Is your feature request related to a problem? Please describe.
cuDF should support datetime columns in multi-column groupby aggregations
Describe the solution you'd like
Suppose we have a dataset that looks like
timestamp a b c score
0 2019-06-24T14:05:54.894 0 0 0 10
1 2019-06-25T23:41:58.494 0 0 1 20
2 2019-06-24T06:17:30.909 0 1 0 30
3 2019-06-27T21:00:31.250 0 1 1 40
4 2019-06-23T14:02:41.869 1 0 0 50
5 2019-06-27T16:10:31.940 1 0 1 60
6 2019-06-24T16:33:20.057 1 1 0 70
7 2019-06-26T19:57:00.787 1 1 1 80
We want to perform a multi-groupby on the timestamp and another column, then aggregate over the score. This should look like
data.groupby(['timestamp', 'a']).agg({'score': ['mean', 'count']}).compute().to_pandas()
But this gives
AttributeError: 'DatetimeColumn' object has no attribute 'unique'
This is a common usecase which is supported with non-datetime columns, i.e
data.groupby(['b', 'a']).agg({'score': ['mean', 'count']}).compute().to_pandas()
gives
(score, mean) (score, count)
b a
0 0 15.0 2
1 55.0 2
1 0 35.0 2
1 75.0 2
Describe alternatives you've considered
A current workaround is to convert the timestamps to int64, or only use part of the timestamp, such as
data['timestamp'] = data['timestamp'].dt.day
This looks to be purely in the python layer. There's nothing in the C++ layer that prevents using a date32 or date64 as a key.
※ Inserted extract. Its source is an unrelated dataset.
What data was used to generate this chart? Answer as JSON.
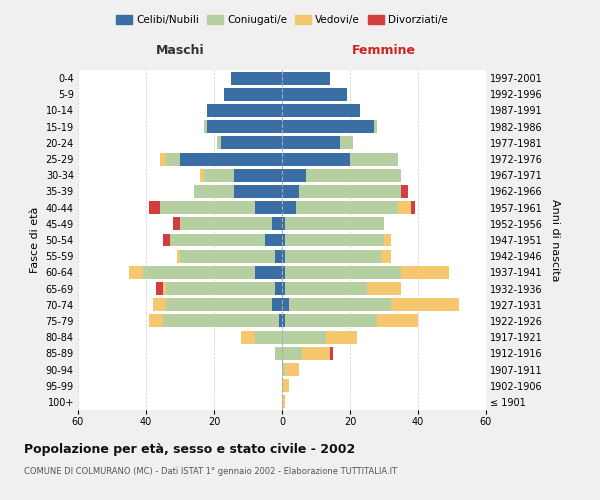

@RFinkelberg Can you check if passing as_index=False to the groupby call resolves the issue? I believe this is isolated to the MultiIndex code and should hopefully be a relatively easy fix.
@RFinkelberg based on a quick look, I actually think the implementation for unique_segments/unique/unique_count in NumericalColumn would work on datetime columns if you copied it verbatim to the DateTimeColumn class. It looks like all of our column types also use the same unique_segments and unique_count function, and there is also a lot of repetition between unique, unique_counts, and value_counts.
Rather than add this same code again for the DatetimeColumn for a third time, we should consider factoring it out.
EDIT: This isn't directly related to this issue, but gets at the error Roy posted
@kkraus14 You're right that as_index=False solves the issue, but this actually came from a dask_cudf use case, and dask_cudf's groupby doesn't support as_index=False
Yep, just confirms the issue is isolated to MultiIndex code, likely in what @beckernick posted above and should be a relatively straightforward fix.
@thomcom is this fixed with #2221?
No, sorry. I didn't know this was in P0, it might be a fairly quick fix I shall look into it today.
So, it is fixed, but the resulting dataframe can't be printed with the help of to_pandas for a different bug. I'm currently deep in to_pandas type work and I'll add a test for this example and determine why it can't be converted for display.
Yup
In [6]: df.groupby(['timestamp', 'a']).agg({'score': ['mean', 'count']})
Out[6]:
score
mean count
timestamp a
1970-01-01 0 25.0 4
1 65.0 4
I haven't decided how to get the fix in - that is, alone or as part of the fix for #406 and #489.
Great, resolving.